Question

In the figure, AB is a diameter and AC is the chord of a circle such that$\angle BAC = {30^ \circ }$. If DC is a tangent, then $\Delta BCD$ is

A. Isosceles
B. Equilateral
C. Right angled
D. Acute angled

Answer 1

Hint: In this question remember to join point O to C and use $\angle $ACB is equal to ${90^ \circ }$ by property of diameter, using these instructions will help you to approach closer towards the solution to the problem.

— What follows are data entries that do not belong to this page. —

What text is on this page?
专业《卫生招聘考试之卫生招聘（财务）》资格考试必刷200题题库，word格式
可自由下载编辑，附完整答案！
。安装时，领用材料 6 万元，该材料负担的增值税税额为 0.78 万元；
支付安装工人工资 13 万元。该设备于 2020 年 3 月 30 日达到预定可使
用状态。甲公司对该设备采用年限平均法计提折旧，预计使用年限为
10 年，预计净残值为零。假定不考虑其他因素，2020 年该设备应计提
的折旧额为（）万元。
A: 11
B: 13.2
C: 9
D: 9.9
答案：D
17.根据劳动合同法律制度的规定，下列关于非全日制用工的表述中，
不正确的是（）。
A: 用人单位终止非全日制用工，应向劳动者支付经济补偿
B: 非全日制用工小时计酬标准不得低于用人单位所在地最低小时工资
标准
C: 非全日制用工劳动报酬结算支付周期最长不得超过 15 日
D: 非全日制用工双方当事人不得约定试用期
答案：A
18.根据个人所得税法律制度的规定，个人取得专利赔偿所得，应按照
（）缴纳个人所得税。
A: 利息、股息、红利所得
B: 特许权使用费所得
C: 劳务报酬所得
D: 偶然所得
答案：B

Complete step by step solution:
According to the given information we have circle with diameter AB which have a triangle ABC inscribed inside the circle with cord AC and DC is the tangent and also one of the angle of triangle i.e.$\angle BAC = {30^ \circ }$
Now joining point O to C

By the property of diameter of circle $\angle $ACB = ${90^ \circ }$
In triangle ABC by angle sum property
$\angle $BAC + $\angle $ACB + $\angle $CBA = ${180^ \circ }$
Substituting the given values in the above equation
${30^ \circ }$ + ${90^ \circ }$+ $\angle $CBA = ${180^ \circ }$
$ \Rightarrow $$\angle $CBA = ${180^ \circ }$ – ${120^ \circ }$
$ \Rightarrow $$\angle $CBA = ${60^ \circ }$
In the triangle OBC
CO = BO since CO and BO are the radius of circle
Since the side CO = BO therefore $\angle $OCB = $\angle $OBC = ${60^ \circ }$ by the property of isosceles triangle
As we know that the point where tangent touches the circle is perpendicular to the radius of the circle
Therefore $\angle $OCB + $\angle $DCB = ${90^ \circ }$
Substituting the given values in the above equation we get
${60^ \circ }$ + $\angle $DCB = ${90^ \circ }$
$ \Rightarrow $$\angle $DCB = ${90^ \circ }$ – ${60^ \circ }$
$ \Rightarrow $$\angle $DCB = ${30^ \circ }$
Now In triangle BCD
We know that by the property of external angle $\angle $OBC = $\angle $DCB + $\angle $CDB
No substituting the given values in the above equation we get
${60^ \circ }$= ${30^ \circ }$+ $\angle $CDB
$ \Rightarrow $$\angle $CDB = ${60^ \circ }$ – ${30^ \circ }$
$ \Rightarrow $$\angle $CDB = ${30^ \circ }$
In triangle BCD by the angle sum property
$\angle $CDB + $\angle $DCB + $\angle $CBD = ${180^ \circ }$
Substituting the values in the above equation we get
${30^ \circ }$ + ${30^ \circ }$+ $\angle $CBD = ${180^ \circ }$
$ \Rightarrow $$\angle $CBD = ${180^ \circ }$ – ${30^ \circ }$ – ${30^ \circ }$
$ \Rightarrow $$\angle $CBD = ${180^ \circ }$ – ${60^ \circ }$
$ \Rightarrow $$\angle $CBD = ${120^ \circ }$
So in triangle BCD angles $\angle $CDB, $\angle $DCB and$\angle $CBD are${120^ \circ }$, ${30^ \circ }$ and ${30^ \circ }$
Since in triangle BCD $\angle $DCB = $\angle $CBD and $\angle $CDB therefore we can say that triangle BCD is an isosceles triangle
Hence option A is the correct option.

Note: In the above solution isosceles triangle was the correct answer because in isosceles triangle 2 angles are equal to each other this similar properties shown by the triangle BCD which made us to decide that it is a isosceles triangle and the reason that the triangle BCD was not a equilateral triangle, right angled triangle and acute angled triangle because in equilateral triangle all angles are equal to each other and in right angled triangle at least 1 angle of the triangle should be ${90^ \circ }$ and whereas in acute angled triangle all angles are less than ${90^ \circ }$ but these all properties of the triangle were not shown by the triangle BCD due to which these all triangles were not the correct option for this problem.